Harrelson, who turned 66 in March, has operated Moonlight for the past six years, presenting primarily singer/songwriters and their original acoustic music in a small, intimate setting of about 90 seats at 585 Shades Crest Road.
“We’ve had people who were traveling through from other parts of the country and the world mixed with local artists and many from outside our immediate market,” Harrelson said.
But the Bluff Park resident is quick to say that he’s not really offering Moonlight on the Mountain for sale, but rather seeking to “pass it on.”
“I’d love to see a small group of people who could contribute their individual skills to support the facility be able to take it over,” he said. “It’s not really an identifiable business but more like an art gallery that exists for the sake of the art and the artists. Almost like taking over a Scout troop — an activity that’s meant to serve the community and participants.”
The Moonlight Music Alliance is the nonprofit organization that operates in conjunction with the venue and pays its operating expenses — a necessity because the facility pretty much squeaks by financially. Cover charges usually range from $12 to $15 a show, most of which goes to the artists.
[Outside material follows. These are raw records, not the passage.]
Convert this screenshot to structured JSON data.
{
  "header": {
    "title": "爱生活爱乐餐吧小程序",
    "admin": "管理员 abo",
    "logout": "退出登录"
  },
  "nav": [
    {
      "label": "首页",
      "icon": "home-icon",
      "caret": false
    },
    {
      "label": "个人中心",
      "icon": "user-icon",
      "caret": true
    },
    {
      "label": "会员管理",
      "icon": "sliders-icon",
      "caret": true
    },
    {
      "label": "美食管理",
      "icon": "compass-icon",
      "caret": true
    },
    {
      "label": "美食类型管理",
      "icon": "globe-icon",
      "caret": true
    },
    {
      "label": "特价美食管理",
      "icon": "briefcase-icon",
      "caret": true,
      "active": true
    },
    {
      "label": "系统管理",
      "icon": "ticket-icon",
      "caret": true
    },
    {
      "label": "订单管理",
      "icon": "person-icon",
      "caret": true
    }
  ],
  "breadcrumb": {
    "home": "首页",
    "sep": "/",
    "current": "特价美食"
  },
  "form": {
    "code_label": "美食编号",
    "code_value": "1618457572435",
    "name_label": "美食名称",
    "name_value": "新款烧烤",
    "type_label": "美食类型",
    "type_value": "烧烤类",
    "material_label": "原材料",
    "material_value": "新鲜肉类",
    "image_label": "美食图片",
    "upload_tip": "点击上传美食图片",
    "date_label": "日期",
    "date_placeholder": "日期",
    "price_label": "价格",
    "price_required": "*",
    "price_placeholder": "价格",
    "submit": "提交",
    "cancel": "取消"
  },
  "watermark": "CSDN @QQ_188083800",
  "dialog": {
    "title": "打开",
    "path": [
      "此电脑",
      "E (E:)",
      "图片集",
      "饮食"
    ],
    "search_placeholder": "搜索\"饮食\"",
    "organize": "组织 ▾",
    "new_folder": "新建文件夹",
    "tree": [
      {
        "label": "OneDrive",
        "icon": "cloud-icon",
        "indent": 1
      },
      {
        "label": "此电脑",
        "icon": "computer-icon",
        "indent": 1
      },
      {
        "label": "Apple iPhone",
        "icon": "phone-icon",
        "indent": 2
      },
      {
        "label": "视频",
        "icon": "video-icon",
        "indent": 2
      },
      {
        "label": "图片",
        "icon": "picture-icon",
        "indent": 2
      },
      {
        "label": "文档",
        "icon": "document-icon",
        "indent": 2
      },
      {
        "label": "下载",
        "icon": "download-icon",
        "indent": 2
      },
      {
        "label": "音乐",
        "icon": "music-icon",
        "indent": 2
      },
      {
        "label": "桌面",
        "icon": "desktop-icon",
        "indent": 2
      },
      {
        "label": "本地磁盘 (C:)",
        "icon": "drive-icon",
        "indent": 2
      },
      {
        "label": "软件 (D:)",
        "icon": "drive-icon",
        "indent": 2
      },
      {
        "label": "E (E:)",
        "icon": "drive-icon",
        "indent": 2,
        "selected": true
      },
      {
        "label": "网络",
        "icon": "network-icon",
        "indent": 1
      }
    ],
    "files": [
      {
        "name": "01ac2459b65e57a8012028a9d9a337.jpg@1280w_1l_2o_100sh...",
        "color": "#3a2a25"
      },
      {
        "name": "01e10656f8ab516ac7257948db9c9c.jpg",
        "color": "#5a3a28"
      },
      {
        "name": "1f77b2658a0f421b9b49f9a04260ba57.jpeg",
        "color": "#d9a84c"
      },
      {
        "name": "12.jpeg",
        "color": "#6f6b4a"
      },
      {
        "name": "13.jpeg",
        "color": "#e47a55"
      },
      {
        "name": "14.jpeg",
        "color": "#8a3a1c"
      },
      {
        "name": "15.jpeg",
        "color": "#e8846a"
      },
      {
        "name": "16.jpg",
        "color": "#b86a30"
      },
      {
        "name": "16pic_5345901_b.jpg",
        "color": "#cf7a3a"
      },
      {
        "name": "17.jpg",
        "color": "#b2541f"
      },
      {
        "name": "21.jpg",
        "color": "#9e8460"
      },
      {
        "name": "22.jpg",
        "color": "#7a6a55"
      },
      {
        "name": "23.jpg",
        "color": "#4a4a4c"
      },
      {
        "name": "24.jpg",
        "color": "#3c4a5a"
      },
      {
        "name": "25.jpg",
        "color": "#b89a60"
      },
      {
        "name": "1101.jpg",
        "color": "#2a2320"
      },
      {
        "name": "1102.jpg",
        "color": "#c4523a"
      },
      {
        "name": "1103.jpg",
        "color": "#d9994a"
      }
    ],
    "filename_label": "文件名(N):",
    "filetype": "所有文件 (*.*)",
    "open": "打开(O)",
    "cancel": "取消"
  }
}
And Harrelson sells neither food, drinks nor alcohol, though customers are allowed to bring their own.
“We’ve had contributors, but operating a not-for-profit organization is not my strength, and if someone more knowledgeable was one of those taking it over, it could make the future much more secure,” he said. “And people could choose to run the facility as a nonprofit and have very little trouble operating the two.”
From the Birmingham area, Harrelson was a writer and spent 30 years as an advertising photographer.
“But I always wanted to present this type of music and have a coffee house,” he said. “So after photography got worn out for me, I took a swing at it in Vestavia.”
That was the Moonlight Music Café, which he operated from 2003 to 2006 and presented more than 1,000 different artists. He then joined a group of friends presenting house concerts at various homes or other locations before opening Moonlight on the Mountain in 2010.
While the venue is booked through September, Harrelson said the fall “gets a little dicey” because he can’t compete with college football Saturdays. But as in the past, he plans to have an active schedule through New Year’s Eve before relinquishing responsibility for the Moonlight Jan. 1.
Harrelson said his plans for retirement are to “leave town, travel and even spend some time with friends outside of the Moonlight circle.”
“But I’m so grateful for it and I cherish all the relationships it’s brought me including our wonderful volunteers, customers and our landlord,” he said. “All our artists are very special people to me, and it’s great to have been able to bring them this place to play and do their work in front of those who do them the courtesy of listening.”